# How are the two concepts No arbitrage & Risk neutral probability related?

The title, and might I add, that this question is in relation to the Black-Scholes model and why the concepts are important for option pricing in general.

A market model is arbitrage-free if and only if it has a risk-neutral probability measure. This is the fundamental theorem of asset pricing.

That is, in a securities model, the two concepts are one and the same. You can think of the risk-neutral probabilities as those that give the arbitrage free prices of derivatives.

Suppose the interest rate, $r$, is constant. Then, for example, the time $t$ expected value of a share, $S_T$, where the expectation is taken using risk-neutral probabilities, is $S_t e^{r(T-t)}$, which you might recognise as the no-arbitrage forward price.

In a similar way, the no-arbitrage value of a call option at time 0 is the discounted expectation (using risk-neutral probabilities) of the call payoff, i.e., $$BScall = e^{-rT} \mathbb{E_Q}[\max(S_T - K,0)].$$

This method can be used to obtain the no-arbitrage price of derivatives in general. You'd want this price to ensure that you do not expose yourself to any losses from being arbitraged.

Absence of arbitrage is in general considered equivalent to the existence of a risk neutral probability measure.

The measure is unique iif the market is complete (meaning any payoff can be replicated with a self financing hedging portfolio).
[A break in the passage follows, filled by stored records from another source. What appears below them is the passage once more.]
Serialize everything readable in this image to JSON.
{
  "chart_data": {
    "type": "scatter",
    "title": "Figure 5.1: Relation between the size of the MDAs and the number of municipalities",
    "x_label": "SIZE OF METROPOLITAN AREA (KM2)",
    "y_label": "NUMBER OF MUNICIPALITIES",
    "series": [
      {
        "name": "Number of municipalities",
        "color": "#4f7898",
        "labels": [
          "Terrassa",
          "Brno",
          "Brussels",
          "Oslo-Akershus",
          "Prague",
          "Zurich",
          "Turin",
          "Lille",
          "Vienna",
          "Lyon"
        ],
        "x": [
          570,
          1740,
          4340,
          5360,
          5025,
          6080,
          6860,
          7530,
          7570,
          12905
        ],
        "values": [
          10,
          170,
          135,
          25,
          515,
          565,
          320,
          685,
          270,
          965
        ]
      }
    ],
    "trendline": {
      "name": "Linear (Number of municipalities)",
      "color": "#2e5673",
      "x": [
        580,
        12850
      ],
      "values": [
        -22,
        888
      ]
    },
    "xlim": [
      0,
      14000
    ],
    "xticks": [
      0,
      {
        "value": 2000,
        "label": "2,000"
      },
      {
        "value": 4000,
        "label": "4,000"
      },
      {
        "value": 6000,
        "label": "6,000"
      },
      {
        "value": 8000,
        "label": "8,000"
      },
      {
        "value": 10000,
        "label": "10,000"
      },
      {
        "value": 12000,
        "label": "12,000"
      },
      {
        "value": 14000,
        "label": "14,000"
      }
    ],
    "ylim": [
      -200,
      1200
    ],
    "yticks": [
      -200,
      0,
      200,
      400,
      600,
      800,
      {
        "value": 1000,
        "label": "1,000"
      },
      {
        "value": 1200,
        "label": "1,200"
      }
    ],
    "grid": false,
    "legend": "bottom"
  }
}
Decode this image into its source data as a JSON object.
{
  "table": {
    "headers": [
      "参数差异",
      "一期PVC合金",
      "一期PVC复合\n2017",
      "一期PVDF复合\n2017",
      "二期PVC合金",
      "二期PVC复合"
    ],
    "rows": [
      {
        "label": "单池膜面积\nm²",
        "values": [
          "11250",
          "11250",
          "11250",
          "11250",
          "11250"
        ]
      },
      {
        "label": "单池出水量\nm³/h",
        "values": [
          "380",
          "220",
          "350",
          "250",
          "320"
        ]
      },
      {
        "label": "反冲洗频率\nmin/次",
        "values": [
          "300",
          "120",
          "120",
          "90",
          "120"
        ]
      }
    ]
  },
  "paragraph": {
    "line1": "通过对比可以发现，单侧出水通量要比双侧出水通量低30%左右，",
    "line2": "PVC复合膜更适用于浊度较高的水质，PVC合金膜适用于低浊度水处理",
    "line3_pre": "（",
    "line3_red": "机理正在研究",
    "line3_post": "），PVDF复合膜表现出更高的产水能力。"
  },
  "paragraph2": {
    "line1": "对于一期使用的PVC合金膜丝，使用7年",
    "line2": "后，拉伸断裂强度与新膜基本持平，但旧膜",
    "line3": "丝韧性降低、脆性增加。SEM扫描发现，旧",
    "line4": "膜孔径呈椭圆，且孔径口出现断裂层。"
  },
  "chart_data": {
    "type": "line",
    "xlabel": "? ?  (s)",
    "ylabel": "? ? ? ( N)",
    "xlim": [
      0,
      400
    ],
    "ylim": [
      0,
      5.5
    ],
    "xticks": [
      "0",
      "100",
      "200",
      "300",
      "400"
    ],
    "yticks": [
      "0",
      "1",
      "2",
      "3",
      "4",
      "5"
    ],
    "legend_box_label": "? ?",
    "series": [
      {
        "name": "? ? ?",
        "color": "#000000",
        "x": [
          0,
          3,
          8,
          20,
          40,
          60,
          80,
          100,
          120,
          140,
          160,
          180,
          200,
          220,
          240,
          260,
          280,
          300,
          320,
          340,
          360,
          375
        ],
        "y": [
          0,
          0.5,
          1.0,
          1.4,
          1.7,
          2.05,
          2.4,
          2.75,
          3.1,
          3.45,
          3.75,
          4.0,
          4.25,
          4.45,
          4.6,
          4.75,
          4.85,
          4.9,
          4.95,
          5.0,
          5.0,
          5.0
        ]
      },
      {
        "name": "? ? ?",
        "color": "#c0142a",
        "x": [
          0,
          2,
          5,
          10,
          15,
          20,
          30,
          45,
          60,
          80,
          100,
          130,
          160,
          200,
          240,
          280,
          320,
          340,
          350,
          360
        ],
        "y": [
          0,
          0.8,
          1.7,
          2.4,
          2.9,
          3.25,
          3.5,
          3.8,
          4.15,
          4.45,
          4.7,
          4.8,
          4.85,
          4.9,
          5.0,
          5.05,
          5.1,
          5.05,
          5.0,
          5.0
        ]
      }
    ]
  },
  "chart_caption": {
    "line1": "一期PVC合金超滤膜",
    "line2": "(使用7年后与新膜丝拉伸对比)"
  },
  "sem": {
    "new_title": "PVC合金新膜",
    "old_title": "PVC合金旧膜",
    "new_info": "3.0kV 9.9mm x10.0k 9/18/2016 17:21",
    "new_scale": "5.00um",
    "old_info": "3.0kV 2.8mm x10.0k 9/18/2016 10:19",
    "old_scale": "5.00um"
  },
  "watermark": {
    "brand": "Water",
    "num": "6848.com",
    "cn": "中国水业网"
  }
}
While it is easy to prove that the existence of a risk neutral measure implies absence of arbitrage, the reverse is more complicated to show. In the discrete case it makes use of the Hahn Banach theorem, and in the continuous case it requires quite a bit of technical conditions, so when working on a particular model one simply builds the risk neutral measure to show its existence, usually using the Girsanov theorem.